В вагоне поезда людей было немного. Сашка покрутился в проходе, покачался на поручнях и с интересом стал рассматривать пассажиров.
В соседнем купе друг напротив друга сидели молодой солдатик и аккуратненькая старушка в платочке и нарядной сиреневой кофте с кружевным воротничком. В руках старушка держала букет белых цветов, источающий нежный весенний аромат. Она смотрела на солдатика подслеповатыми глазами, по-доброму улыбалась и что-то говорила. Так иногда улыбалась Сашкина бабушка, когда долгими зимними вечерами вязала ему носки и рассказывала разные истории. Сашка прислушался. Говорила старушка тихо, бережно разматывая клубок своих воспоминаний:
- В сорок первом, когда началась война, мы с братом маленькими были: ему пять, а мне шесть весной исполнилось. Жили мы в деревне с родителями и старшим братом. Родители до ночи в поле работают, старший брат за хозяйством смотрит, в школе учится, я за младшеньким хожу. Вместе играем, вместе гусей на выгон гоняем, козу пасём.
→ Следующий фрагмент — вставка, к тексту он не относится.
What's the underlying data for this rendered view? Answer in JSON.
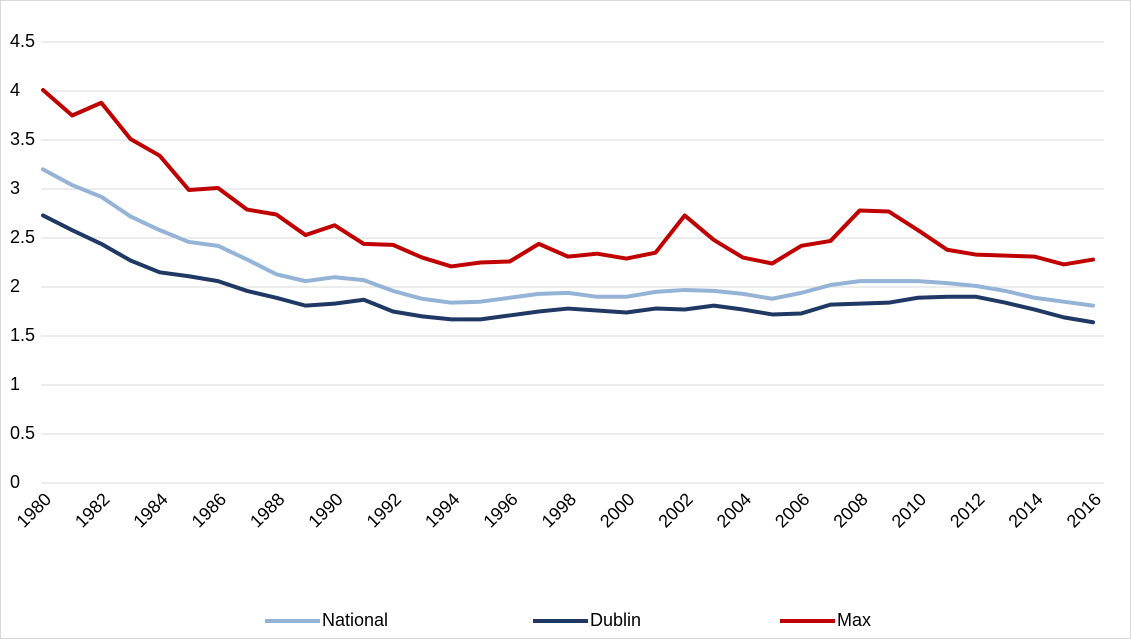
{
  "chart_data": {
    "type": "line",
    "categories": [
      "1980",
      null,
      "1982",
      null,
      "1984",
      null,
      "1986",
      null,
      "1988",
      null,
      "1990",
      null,
      "1992",
      null,
      "1994",
      null,
      "1996",
      null,
      "1998",
      null,
      "2000",
      null,
      "2002",
      null,
      "2004",
      null,
      "2006",
      null,
      "2008",
      null,
      "2010",
      null,
      "2012",
      null,
      "2014",
      null,
      "2016"
    ],
    "series": [
      {
        "name": "National",
        "color": "#95b3d7",
        "values": [
          3.2,
          3.04,
          2.92,
          2.72,
          2.58,
          2.46,
          2.42,
          2.28,
          2.13,
          2.06,
          2.1,
          2.07,
          1.96,
          1.88,
          1.84,
          1.85,
          1.89,
          1.93,
          1.94,
          1.9,
          1.9,
          1.95,
          1.97,
          1.96,
          1.93,
          1.88,
          1.94,
          2.02,
          2.06,
          2.06,
          2.06,
          2.04,
          2.01,
          1.96,
          1.89,
          1.85,
          1.81
        ]
      },
      {
        "name": "Dublin",
        "color": "#1f3864",
        "values": [
          2.73,
          2.58,
          2.44,
          2.27,
          2.15,
          2.11,
          2.06,
          1.96,
          1.89,
          1.81,
          1.83,
          1.87,
          1.75,
          1.7,
          1.67,
          1.67,
          1.71,
          1.75,
          1.78,
          1.76,
          1.74,
          1.78,
          1.77,
          1.81,
          1.77,
          1.72,
          1.73,
          1.82,
          1.83,
          1.84,
          1.89,
          1.9,
          1.9,
          1.84,
          1.77,
          1.69,
          1.64
        ]
      },
      {
        "name": "Max",
        "color": "#c00000",
        "values": [
          4.01,
          3.75,
          3.88,
          3.51,
          3.34,
          2.99,
          3.01,
          2.79,
          2.74,
          2.53,
          2.63,
          2.44,
          2.43,
          2.3,
          2.21,
          2.25,
          2.26,
          2.44,
          2.31,
          2.34,
          2.29,
          2.35,
          2.73,
          2.48,
          2.3,
          2.24,
          2.42,
          2.47,
          2.78,
          2.77,
          2.58,
          2.38,
          2.33,
          2.32,
          2.31,
          2.23,
          2.28
        ]
      }
    ],
    "ylim": [
      0,
      4.5
    ],
    "yticks": [
      0,
      0.5,
      1,
      1.5,
      2,
      2.5,
      3,
      3.5,
      4,
      4.5
    ],
    "grid": true,
    "legend": "bottom"
  }
}
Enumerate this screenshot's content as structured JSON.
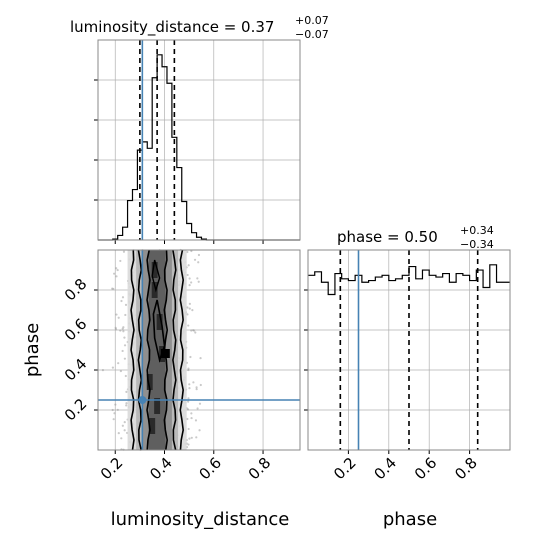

А тут война... Отец на фронт ушёл, брат тоже хотел, только его не взяли, - он в городе на заводе работать остался.
Красная армия с боями отступала. Помню, как поезд на станции разбомбили, и раненые поползли через село.
Утром проснулись, а на улице, в огороде, на выгоне за селом, где гусей пасли, - раненые бойцы лежат. Кто с ногой перевязанной, кто с повязкой на глазах. Смирные лежат, и так их много, будто весь состав после боя у нашей деревни выгрузили. А на следующее утро выхожу на улицу: нет никого. Куда красноармейцы подевались? Может, ночью партизаны их забрали? - взрослые не говорят, а мы, дети, и не спрашивали.
Два дня тишина стояла, а потом началось: крики, ругань, взрывы. Мама нас в огороде в яме прятала. Меня и брата одеялом прикрыла, да разве от взрывов одеяло убережёт? Страшно было. Уши от грохота болели. Помню, как землёй нас присыпало после взрыва. Камни полетели. Мне в голову чем-то попало, кровь пошла. Брат плакал, а я ничего, терпела.
Потом помню, как немецкие солдаты в нашем дворе расположились. Нас из дома выгнали, в доме офицер поселился, а мы в сарай к соседям пошли. У офицера повар рыжий в услужении был. Звали его Ганс. Он детей любил, подкармливал: то кусок хлеба даст, то суп в миску нальёт.
- Нюша, Нюша, - звал он меня, - ком (иди, значит), - и конфету мне протягивает.
У Ганса в Германии дочка маленькая осталась - скучал он, видно, по ней очень.
Офицер, если детей во дворе увидит, на Ганса кричит, за пистолет хватается. Мы с братом наутёк. Наутро опять к Гансу огородами пробираемся. Глупые мы были и голодные. Мать, конечно, не знала, а то задала бы нам по первое число.
Как-то пошла я в самый дальний конец огорода, туда, где выгон начинается, вдруг вижу: из-под куста жасмина ноги чьи-то торчат. Мы с девчонками под этим кустом в "дочки-матери" играли. Домик там из листьев лопуха соорудили. Подхожу ближе: солдат раненый лежит. Гимнастёрка разорвана, нога перебинтована, бинты в крови, пилотка с красной звездой рядом лежит.
- Пить, пить... - шепчет раненый.
Я бегом к колодцу, воду из ведра в кружку набрала и - к жасмину. Вечером мама картошку в чугунке оставила, я за картошку - и опять к раненому. Даю ему, а он шепчет:
- Никому не говори, слышишь, никому!
- А мамке?
- Мамке тоже не говори.... Если немцы узнают, всех расстреляют...
Кормила я его с неделю, воду носила, картошку в мундире, хлеб. Матери сказать боялась. Как-то прихожу: нет моего раненого. Уполз солдатик. За селом лес, там партизанский отряд. Про партизан я уже потом узнала, после войны. А тогда горевала, к разговорам взрослых прислушивалась: не расстреляли ли немцы моего красноармейца? Но в деревне было тихо.
А ещё через неделю добрый знак мне был: куст жасмина зацвёл. Значит, жив мой солдатик, - обрадовалась я. С той поры для меня нет лучшего цветка, чем этот.
Старушка протянула букет сидящему напротив неё юноше.
- Возьми, сынок, в память о том солдатике...
От станции домой Сашка возвращался притихший. Он всё думал и думал о раненом красноармейце, о Нюше и её маленьком брате, о злом офицере и добром Гансе, и среди распустившихся весенних цветов искал взглядом куст жасмина.